Warrant Details and Fundraising Plan
The company plans to issue up to 24,70,000 convertible warrants. Each warrant is priced at ₹146, comprising a face value of ₹10 and a premium of ₹136. These warrants are convertible into equity shares within 18 months of their allotment, providing RSWM with potential future capital.
Path to Approval
For this fundraising initiative to proceed, RSWM Limited will convene an Extra-Ordinary General Meeting (EGM) on May 8, 2026, to secure shareholder consent. A cut-off date of April 10, 2026, has been set to identify eligible shareholders for the EGM notice.
Strengthening the Capital Base
This preferential issue underscores the promoter group's confidence in RSWM Limited's future prospects. The infusion of capital directly from the promoter is expected to enhance the company's financial flexibility, supporting operational needs or future strategic initiatives.
Company Background and Past Capital Moves
RSWM Limited, a significant player in textile manufacturing, previously conducted a rights issue in December 2022 at ₹100 per share. The company has also faced regulatory scrutiny, including a ₹1.25 lakh fine from the NSE in March 2025 for non-compliance and a ₹15,000 penalty from SEBI in July 2021 concerning trading window violations. In November 2025, updates were provided on the acquisition of LNJ Greenpet Private Limited. As of March 2024, the company reported contingent liabilities totaling ₹197 crore.
Impact on Shareholding
If all issued warrants are converted into equity shares, the promoter group's stake in RSWM Limited could increase by approximately 4.98% on a post-dilution basis. This transaction aims to strengthen the company's capital structure by ₹36.06 crore, pending the necessary shareholder approval.
Key Risks and Contingencies
The terms governing the convertible warrants are subject to potential adjustments based on future corporate actions, such as capitalization of profits, demergers, rights issues, or share reclassifications.

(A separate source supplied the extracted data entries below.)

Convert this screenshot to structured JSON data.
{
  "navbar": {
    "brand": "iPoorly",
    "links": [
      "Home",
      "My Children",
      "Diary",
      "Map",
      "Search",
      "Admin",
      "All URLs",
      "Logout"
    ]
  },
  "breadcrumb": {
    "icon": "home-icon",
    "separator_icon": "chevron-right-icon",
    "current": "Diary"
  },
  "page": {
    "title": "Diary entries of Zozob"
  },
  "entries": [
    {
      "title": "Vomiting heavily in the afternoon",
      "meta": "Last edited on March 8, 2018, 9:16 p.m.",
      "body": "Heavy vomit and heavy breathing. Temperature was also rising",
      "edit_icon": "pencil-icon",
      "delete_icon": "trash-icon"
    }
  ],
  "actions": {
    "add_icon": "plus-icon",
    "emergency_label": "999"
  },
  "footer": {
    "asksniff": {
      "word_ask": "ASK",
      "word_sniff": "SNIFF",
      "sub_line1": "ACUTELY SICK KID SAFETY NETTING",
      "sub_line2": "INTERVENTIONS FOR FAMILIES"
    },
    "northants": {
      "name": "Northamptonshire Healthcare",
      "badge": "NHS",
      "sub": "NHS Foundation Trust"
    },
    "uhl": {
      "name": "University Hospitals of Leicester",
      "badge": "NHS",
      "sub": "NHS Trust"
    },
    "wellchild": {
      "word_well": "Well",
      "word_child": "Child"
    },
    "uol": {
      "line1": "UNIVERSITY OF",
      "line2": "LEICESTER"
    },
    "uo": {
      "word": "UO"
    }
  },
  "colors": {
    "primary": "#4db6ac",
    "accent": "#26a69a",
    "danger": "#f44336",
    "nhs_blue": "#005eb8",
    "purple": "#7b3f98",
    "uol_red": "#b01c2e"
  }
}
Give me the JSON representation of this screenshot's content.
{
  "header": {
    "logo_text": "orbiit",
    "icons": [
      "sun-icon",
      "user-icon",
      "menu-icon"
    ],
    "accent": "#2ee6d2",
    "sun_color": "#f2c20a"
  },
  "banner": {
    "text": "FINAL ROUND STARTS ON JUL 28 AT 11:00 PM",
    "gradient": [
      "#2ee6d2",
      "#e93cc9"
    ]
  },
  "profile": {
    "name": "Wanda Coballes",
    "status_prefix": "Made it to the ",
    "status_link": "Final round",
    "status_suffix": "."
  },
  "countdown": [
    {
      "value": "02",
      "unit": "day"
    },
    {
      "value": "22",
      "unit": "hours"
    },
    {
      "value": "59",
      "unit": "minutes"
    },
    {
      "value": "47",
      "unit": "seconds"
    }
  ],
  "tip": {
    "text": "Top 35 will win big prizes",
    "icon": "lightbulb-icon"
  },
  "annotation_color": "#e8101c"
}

The entire transaction remains contingent on shareholder approval at the upcoming EGM; failure to secure this approval could halt the fundraising process.
Industry Context
RSWM operates within the competitive Indian textile sector, alongside prominent companies like Arvind Ltd, Vardhman Textiles Ltd, Welspun India Ltd, Raymond Ltd, and Trident Group. These firms share similar operational landscapes in yarn, fabric, and apparel manufacturing, facing comparable market dynamics and regulatory conditions.
Investor Watchlist
Investors will be monitoring the outcome of the Extra-Ordinary General Meeting scheduled for May 8, 2026, for shareholder approval of the preferential issue. The subsequent completion of the warrant issuance and their conversion into equity shares will be key developments to watch.